La riformulazione dell'art. 132 del d.lgs. 1 settembre 1993, n. 385, riguardante il reato di abusiva attività finanziaria, ad opera dell'art. 8, comma 2, del d.lgs. 13 agosto 2010, n. 141 ha comportato l'abrogazione tacita dell'art. 39 della legge 28 dicembre 2005, n. 262, nella parte in cui stabiliva il raddoppio delle pene comminate per il reato di cui all'art. 132 cit.

Il caso

In un sub-procedimento cautelare personale il giudice per le indagini preliminari – con decisione poi confermata a seguito del rigetto dell'appello interposto dal PM – aveva revocato la misura coercitiva dell'obbligo di presentazione alla polizia giudiziaria (art. 282 c.p.p.) a carico di un indagato per il delitto di abusiva attività finanziaria (art. 132 d.lgs. 385/1993, TUB), sul rilievo che la pena detentiva massima comminata per tale reato è pari a quattro anni di reclusione e la durata della cautela non custodiale avrebbe dovuto pertanto essere contenuta nel termine di sei mesi.

Avverso entrambe le pronunce liberatorie proponeva impugnazione (dapprima al Tribunale distrettuale de libertate ai sensi dell'art. 310 c.p.p. e quindi in Cassazione giusta art. 311 c.p.p.) il Procuratore della Repubblica procedente, denunciando erronea applicazione delle norme del codice di rito (artt. 303 e 308 c.p.p.) con riferimento al combinato disposto degli artt. 8 d. lgs. 141/2010, 132 TUB, 39 l. 262/2005, 12 e 15 disp. prel. c.c. e 2 c.p.

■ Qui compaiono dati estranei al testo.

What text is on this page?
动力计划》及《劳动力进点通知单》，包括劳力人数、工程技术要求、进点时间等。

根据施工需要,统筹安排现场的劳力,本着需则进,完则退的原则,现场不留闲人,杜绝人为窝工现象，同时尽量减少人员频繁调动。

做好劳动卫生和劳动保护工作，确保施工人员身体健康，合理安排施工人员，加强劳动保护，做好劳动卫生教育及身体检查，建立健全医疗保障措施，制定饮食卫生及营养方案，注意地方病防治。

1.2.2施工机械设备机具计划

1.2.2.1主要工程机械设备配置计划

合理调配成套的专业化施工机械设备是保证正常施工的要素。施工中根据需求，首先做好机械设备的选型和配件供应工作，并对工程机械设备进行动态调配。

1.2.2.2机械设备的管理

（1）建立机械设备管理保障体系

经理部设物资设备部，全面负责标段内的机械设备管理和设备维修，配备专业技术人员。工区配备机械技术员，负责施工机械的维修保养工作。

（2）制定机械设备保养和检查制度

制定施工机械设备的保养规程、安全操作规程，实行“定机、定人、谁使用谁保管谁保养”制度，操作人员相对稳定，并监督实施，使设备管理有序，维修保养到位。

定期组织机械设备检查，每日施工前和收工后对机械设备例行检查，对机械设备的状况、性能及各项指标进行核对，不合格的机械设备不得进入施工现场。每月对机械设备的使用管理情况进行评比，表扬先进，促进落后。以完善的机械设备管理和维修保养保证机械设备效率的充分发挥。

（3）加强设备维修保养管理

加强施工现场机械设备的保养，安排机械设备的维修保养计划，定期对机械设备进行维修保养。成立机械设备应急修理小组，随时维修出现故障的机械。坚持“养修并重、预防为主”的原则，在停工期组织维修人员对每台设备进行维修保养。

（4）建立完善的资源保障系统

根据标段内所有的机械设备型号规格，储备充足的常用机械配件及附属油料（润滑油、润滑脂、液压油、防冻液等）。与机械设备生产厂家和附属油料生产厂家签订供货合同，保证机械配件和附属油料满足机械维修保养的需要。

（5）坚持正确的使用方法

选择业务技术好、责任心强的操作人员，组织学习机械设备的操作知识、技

In estrema sintesi il PM ricorrente sosteneva che l'integrale riforma della previsione incriminatrice dell'abusivo esercizio di attività finanziaria ad opera del d. lgs. 141/2010 non comportasse eo ipso l'abrogazione (tacita) dell'art. 39, co. 1, l. 262/2005, a mente del quale «Le pene previste dal testo unico di cui al decreto legislativo1° settembre 1993, n. 385 […] sono raddoppiate entro i limiti posti per ciascun tipo di pena dal libro I, titolo II, capo II, del codice penale».

Più in particolare, ad avviso dell'Accusa, la citata norma sull'inasprimento sanzionatorio nel comparto penale economico (oltre al TUB sono infatti contemplati il testo unico in materia di intermediazione finanziaria di cui al d.lgs. 58/1998, TUF, e la – ormai quasi interamente abrogata – l. 576/1982 in tema di vigilanza sulle assicurazioni) opererebbe un “rinvio mobile”, destinato a rimanere insensibile alle vicende modificative delle disposizioni richiamate. L'opposta conclusione (pure fatta propria dalla giurisprudenza maggioritaria: v. infra) è d'altronde sospettata di incostituzionalità sotto il profilo dell'eccesso di delega, dal momento che il Governo – ove avesse inteso abrogare (tacitamente) l'art. 39 l. 262/2005 – avrebbe violato l'art. 76 Cost. in rapporto alla lex parlamentaria di delegazione (l. 88/2009).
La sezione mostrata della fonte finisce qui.